Federal report cites lower rates for meth and smoking, but concerns about prescription abuse,, ,,
MONDAY, Dec. 14 (HealthDay News) -- Fewer teenagers are using methamphetamine, but reductions in marijuana use have stalled and abuse of prescription drugs remains high, U.S. health officials report.
In addition, they said that newer drugs, such as the hallucinogenic salvia leaf and the prescription medication Adderall, which is intended for treatment of attention-deficit hyperactivity disorder (ADHD), appear to be gaining a foothold among teens.
The findings are in the annual report from the U.S. National Institute on Drug Abuse, issued Dec. 14.
"Every time this study comes out, there is both good news and bad news," said Dr. Wilson Compton, director of the agency's division of epidemiology, services and prevention research.

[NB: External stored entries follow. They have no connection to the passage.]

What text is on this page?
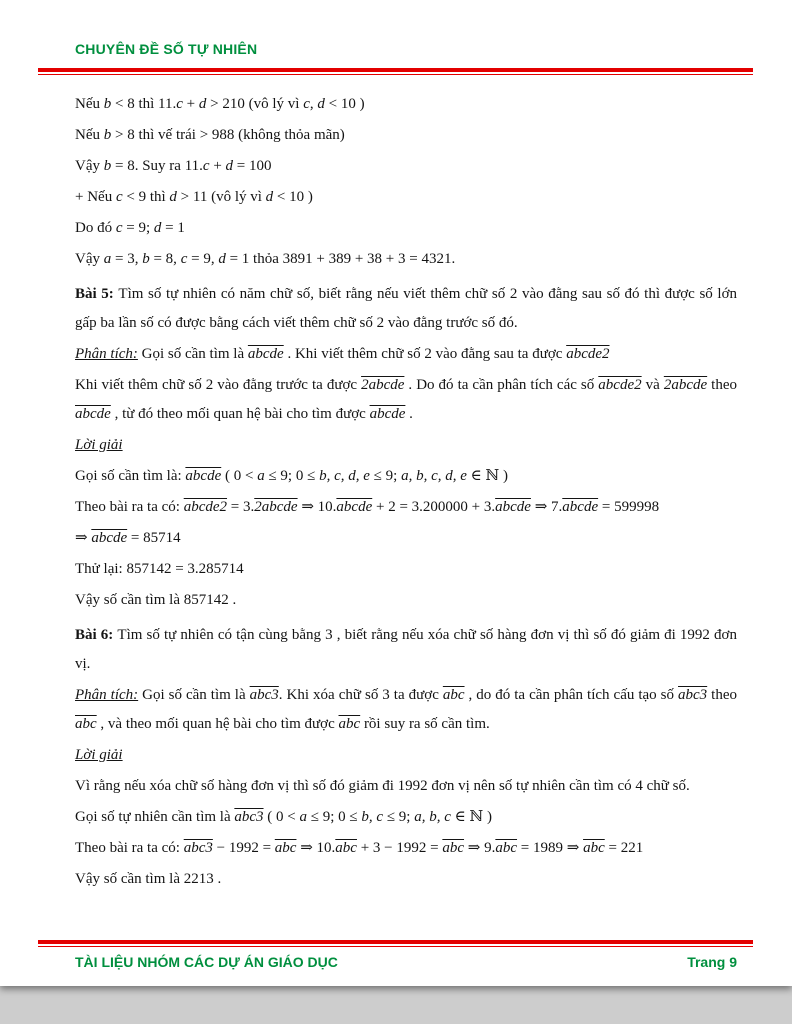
CHUYÊN ĐỀ SỐ TỰ NHIÊN

Nếu b < 8 thì 11.c + d > 210 (vô lý vì c, d < 10 )

Nếu b > 8 thì vế trái > 988 (không thỏa mãn)

Vậy b = 8. Suy ra 11.c + d = 100

+ Nếu c < 9 thì d > 11 (vô lý vì d < 10 )

Do đó c = 9; d = 1

Vậy a = 3, b = 8, c = 9, d = 1 thỏa 3891 + 389 + 38 + 3 = 4321.

Bài 5: Tìm số tự nhiên có năm chữ số, biết rằng nếu viết thêm chữ số 2 vào đằng sau số đó thì được số lớn gấp ba lần số có được bằng cách viết thêm chữ số 2 vào đằng trước số đó.

Phân tích: Gọi số cần tìm là abcde . Khi viết thêm chữ số 2 vào đằng sau ta được abcde2

Khi viết thêm chữ số 2 vào đằng trước ta được 2abcde . Do đó ta cần phân tích các số abcde2 và 2abcde theo abcde , từ đó theo mối quan hệ bài cho tìm được abcde .

Lời giải

Gọi số cần tìm là: abcde ( 0 < a ≤ 9; 0 ≤ b, c, d, e ≤ 9; a, b, c, d, e ∈ ℕ )

Theo bài ra ta có: abcde2 = 3.2abcde ⇒ 10.abcde + 2 = 3.200000 + 3.abcde ⇒ 7.abcde = 599998

⇒ abcde = 85714

Thử lại: 857142 = 3.285714

Vậy số cần tìm là 857142 .

Bài 6: Tìm số tự nhiên có tận cùng bằng 3 , biết rằng nếu xóa chữ số hàng đơn vị thì số đó giảm đi 1992 đơn vị.

Phân tích: Gọi số cần tìm là abc3. Khi xóa chữ số 3 ta được $\overline{abc}$ , do đó ta cần phân tích cấu tạo số abc3 theo $\overline{abc}$ , và theo mối quan hệ bài cho tìm được $\overline{abc}$ rồi suy ra số cần tìm.

Lời giải

Vì rằng nếu xóa chữ số hàng đơn vị thì số đó giảm đi 1992 đơn vị nên số tự nhiên cần tìm có 4 chữ số.

Gọi số tự nhiên cần tìm là abc3 ( 0 < a ≤ 9; 0 ≤ b, c ≤ 9; a, b, c ∈ ℕ )

Theo bài ra ta có: $abc3 - 1992 = \overline{abc}$ ⇒ $10.\overline{abc} + 3 - 1992 = \overline{abc}$ ⇒ $9.\overline{abc} = 1989$ ⇒ $\overline{abc} = 221$

Vậy số cần tìm là 2213 .

TÀI LIỆU NHÓM CÁC DỰ ÁN GIÁO DỤC	Trang 9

"The long-term trends show some very positive changes in stimulants and methamphetamine, some improvements in cocaine that are very promising, but we don't see the ongoing improvement in marijuana or the overall measures of illicit drug use," he said.
"On the one hand, you could say it's stable, [and] that's not too bad," Compton said. "But when you are stable at very high rates, that tells us we need to redouble our efforts."
The big news in this year's report, he said, is that declines in marijuana use have stalled. "This has us concerned about a resurgence and also about what we can do to reduce the rates from where they are," he said.
On the plus side, smoking rates among teens are down, Compton noted. He added, however, that "we are now seeing illicit drugs more commonly used than cigarettes."
The findings in the report, 2009 Monitoring the Future, are based on data collected from 46,097 U.S. students in 8th, 10th and 12th grades at 389 public and private schools.